1. Introduction
Diminished reality (DR) is a technology that creates the illusion of objects being removed from real space. In contrast to augmented reality (AR), which overlays virtual objects onto real objects to make them appear as if they exist in real space, DR displays a background image over the real object to make it appear as if the object has been removed.
DR is expected to have various applications, such as removing the current scene to recreate a past or future scene and removing obstacles like walls and car bodies to enable safety confirmation from previously impossible viewpoints [
1,
2].
Moreover, by removing such obstacles, DR has the potential to address a challenge in AR where virtual objects cannot be placed due to real-world obstacles. For this purpose, our research aimed to realize a DR application that displays a scene without a target object in the image in real time using the camera of a smartphone. The real-time DR application is also expected to have various uses, such as assisting in interior simulation and live streaming.
Focusing on the method of obtaining the background to hide the target object, DR methods can be classified into two types: observation-type methods that observe the real background and completion-type methods that estimate the background from the region around the target object [
1]. The observation-type method is a DR method that has been used for a long time. This method obtains real background images from multiple viewpoints and past images and uses these images to perform DR. On the other hand, the completion-type method performs DR by guessing scenes in which the object does not exist. In many cases of this method, the object is filled in once and a scene is created in which the object is not present by guessing the background image of the filled-in region. The completion-type method performs DR by removing the object from the scene as a result of completing a filled-in region in the scene.
An example of an observation-type method is the removal of obstructive objects, such as pipes, in a video stream [
3]. Another example is using the difference in viewpoints between a surveillance camera and a camera on a mobile device to enable a perspective view of a building [
4]. Furthermore, a study of a system to reduce car accidents has been reported [
5]. This system transmits camera information from the car in front to the car behind it and removes the car in front from the scene that is viewed from the car behind. In addition, an example has been reported that realizes fast and accurate DR using a 3D model for DR created by observing the background and surrounding environment without the target objects in advance [
6]. Observation-type methods have many requirements, such as advanced preparation and special equipment. Also, they cannot cope with cases where the real background is unobservable. Therefore, this method cannot perform DR in real time. For this reason, observation-type methods are not suitable for DR applications, which are the focus of this research.

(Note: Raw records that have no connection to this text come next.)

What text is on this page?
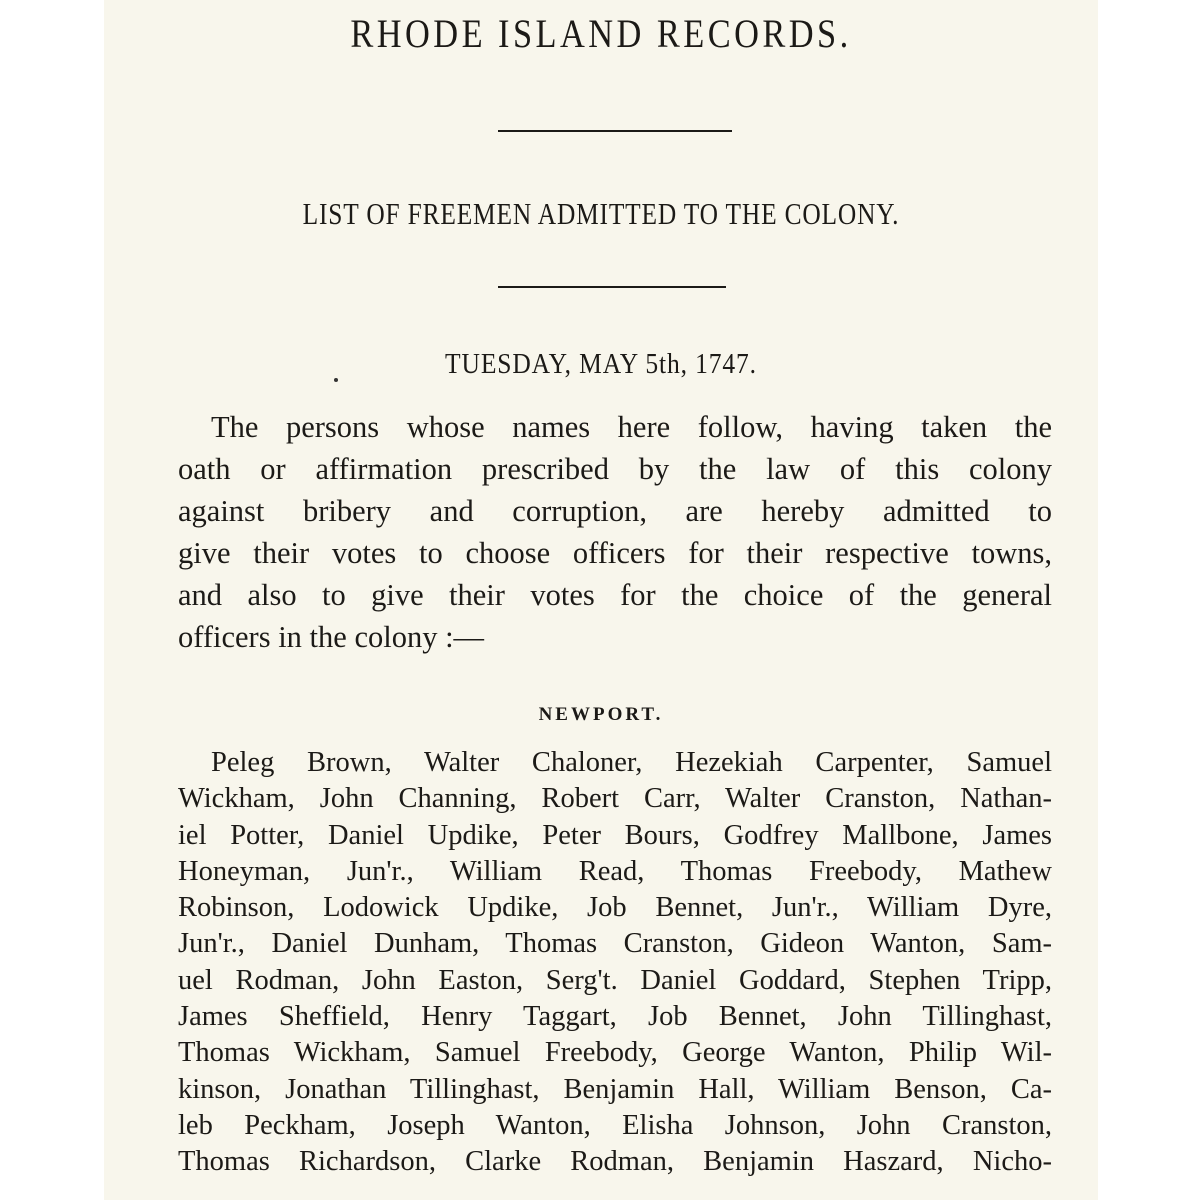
RHODE ISLAND RECORDS.
LIST OF FREEMEN ADMITTED TO THE COLONY.
TUESDAY, MAY 5th, 1747.
The persons whose names here follow, having taken the
oath or affirmation prescribed by the law of this colony
against bribery and corruption, are hereby admitted to
give their votes to choose officers for their respective towns,
and also to give their votes for the choice of the general
officers in the colony :—
NEWPORT.
Peleg Brown, Walter Chaloner, Hezekiah Carpenter, Samuel
Wickham, John Channing, Robert Carr, Walter Cranston, Nathan-
iel Potter, Daniel Updike, Peter Bours, Godfrey Mallbone, James
Honeyman, Jun'r., William Read, Thomas Freebody, Mathew
Robinson, Lodowick Updike, Job Bennet, Jun'r., William Dyre,
Jun'r., Daniel Dunham, Thomas Cranston, Gideon Wanton, Sam-
uel Rodman, John Easton, Serg't. Daniel Goddard, Stephen Tripp,
James Sheffield, Henry Taggart, Job Bennet, John Tillinghast,
Thomas Wickham, Samuel Freebody, George Wanton, Philip Wil-
kinson, Jonathan Tillinghast, Benjamin Hall, William Benson, Ca-
leb Peckham, Joseph Wanton, Elisha Johnson, John Cranston,
Thomas Richardson, Clarke Rodman, Benjamin Haszard, Nicho-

Studies using both observation-type and completion-type methods have also been reported [
7,
8,
9]. In these studies, the observation-type method used builds a 3D model of a landscape without objects that need to be removed by moving the camera. The traditional completion-type method used compensates for unobservable regions using PixMix [
10] or other methods that enable inpainting by filling in the regions with patches and pixels from the rest of the image. The observation-type method still has the disadvantage of performing incomplete DR until the construction of the 3D model is completed. Therefore, methods that only use the observation-type method are not suitable for our DR application. A method that combines image processing with the real background information observed in previous frames has also been reported [
11]. However, the contribution of this method, in which real background information is combined with the inpainting results through image processing, requires observation of the hidden area by changing the camera’s position and angle. Also, this method requires an RGB-D camera, unlike our application, which is realized using a smartphone camera. This is because the inpainting results and real background information are created as a 3D model.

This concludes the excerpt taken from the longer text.